After I had seen the three, I had gathered that each of the treatments had the same excellent chance of making me all better. Therefore, since the brachytherapy seemed the least disruptive to my life (as I thought) I chose that option. If it had been seen as possibly less successful I would have made a different choice, but I opted for the one which involved the two fairly brief stays in hospital.
I will tell you next time how the hospital operations or “procedures” went.
I guess I was as guilty as many others in taking my health for granted. I had a couple of pills to take daily for what I always thought of as minor irritations, though one had been a major irritation when my blood pressure was so high way back. Towards the end of last year we had rather a lot of personal pressure. Of course the issue was not about us (my wife Gloria and I) but about the illness of her sister; what turned out to be her last illness because we lost her before Christmas.
I was feeling pretty rough and I guess it was the stress of everything (nothing to compare with Gloria’s) but I did go to our GP. She ordered the usual blood tests. It turned our my PSAwas higher than a year previously; only slightly raised but enough for my doctor to refer me to a consultant. She said that at my level there was only a one-in-three chance I had prostate cancer.
To tell the truth, there was so much going on in our lives that although I collected my GP’s letter for the consultant before Christmas I did not make the appointment to see him, a urologist, until the end of January. Of course I had a lot of work on in January too, and I was by then feeling a lot better.
When I did finally go, the consultant thought I should have an MRI scan. I went along with this of course, and even when he told me there was “inflammation” of my prostate gland I still thought I might have an infection rather than cancer.
A biopsy was suggested. When Gloria and I went for the result it was a total shock for both of us when I was told I did have cancer. We never think it will happen to us. Gloria and I didn’t take in much of the rest of the consultation. I was feeling numb.

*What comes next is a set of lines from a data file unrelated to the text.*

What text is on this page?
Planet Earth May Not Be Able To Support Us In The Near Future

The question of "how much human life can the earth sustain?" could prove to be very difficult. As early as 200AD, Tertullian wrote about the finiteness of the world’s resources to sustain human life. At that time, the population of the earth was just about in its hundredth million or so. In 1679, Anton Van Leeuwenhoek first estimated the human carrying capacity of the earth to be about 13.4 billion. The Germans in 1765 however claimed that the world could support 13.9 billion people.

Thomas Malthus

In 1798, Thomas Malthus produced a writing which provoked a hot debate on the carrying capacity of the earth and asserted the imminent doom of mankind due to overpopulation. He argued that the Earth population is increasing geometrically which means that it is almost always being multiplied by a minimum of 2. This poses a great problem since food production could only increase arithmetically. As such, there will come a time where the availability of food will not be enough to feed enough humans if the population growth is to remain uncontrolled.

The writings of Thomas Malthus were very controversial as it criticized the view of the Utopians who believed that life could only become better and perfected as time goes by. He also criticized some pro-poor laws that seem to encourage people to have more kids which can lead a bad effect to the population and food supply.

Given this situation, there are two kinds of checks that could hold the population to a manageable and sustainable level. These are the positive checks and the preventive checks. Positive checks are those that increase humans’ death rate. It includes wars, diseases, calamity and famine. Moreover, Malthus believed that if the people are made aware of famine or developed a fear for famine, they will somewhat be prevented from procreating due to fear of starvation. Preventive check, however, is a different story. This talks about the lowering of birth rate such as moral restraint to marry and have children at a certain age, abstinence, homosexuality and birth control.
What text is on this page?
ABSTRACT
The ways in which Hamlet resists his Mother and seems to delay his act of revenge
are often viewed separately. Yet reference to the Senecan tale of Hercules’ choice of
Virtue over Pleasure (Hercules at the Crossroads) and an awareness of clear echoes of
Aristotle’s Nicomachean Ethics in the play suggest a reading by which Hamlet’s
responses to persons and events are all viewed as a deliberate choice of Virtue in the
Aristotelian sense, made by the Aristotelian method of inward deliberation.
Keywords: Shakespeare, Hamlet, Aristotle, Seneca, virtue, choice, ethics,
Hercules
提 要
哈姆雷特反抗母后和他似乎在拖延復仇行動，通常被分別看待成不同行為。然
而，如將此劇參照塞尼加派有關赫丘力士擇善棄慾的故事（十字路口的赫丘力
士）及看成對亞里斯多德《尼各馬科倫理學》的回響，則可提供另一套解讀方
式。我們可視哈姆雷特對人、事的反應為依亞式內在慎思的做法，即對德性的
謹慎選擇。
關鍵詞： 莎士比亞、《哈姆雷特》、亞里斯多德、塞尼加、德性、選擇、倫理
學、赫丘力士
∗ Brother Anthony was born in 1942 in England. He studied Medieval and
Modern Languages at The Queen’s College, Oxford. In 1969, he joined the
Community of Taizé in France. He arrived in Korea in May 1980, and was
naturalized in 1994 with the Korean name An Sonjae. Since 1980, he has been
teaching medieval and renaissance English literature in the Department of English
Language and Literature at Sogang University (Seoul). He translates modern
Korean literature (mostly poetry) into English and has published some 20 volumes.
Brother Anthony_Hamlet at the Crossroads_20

I expect we were told that we were not looking at a complete disaster, but we missed that, being rather stunned. We did recover at the end to hear that we would be scheduled to see several different doctors to hear what options I had in terms of treatment.
There will be a lot more to tell as I bring you up to date.
I may even be lucky. I am feeling much better about myself and my health, but if you are a guy of fifty-plus I think you owe it to yourself to get yourself checked out with a blood test. Then you can make an informed decision as to whether to take further medical advice if your PSA is a bit out-of-line.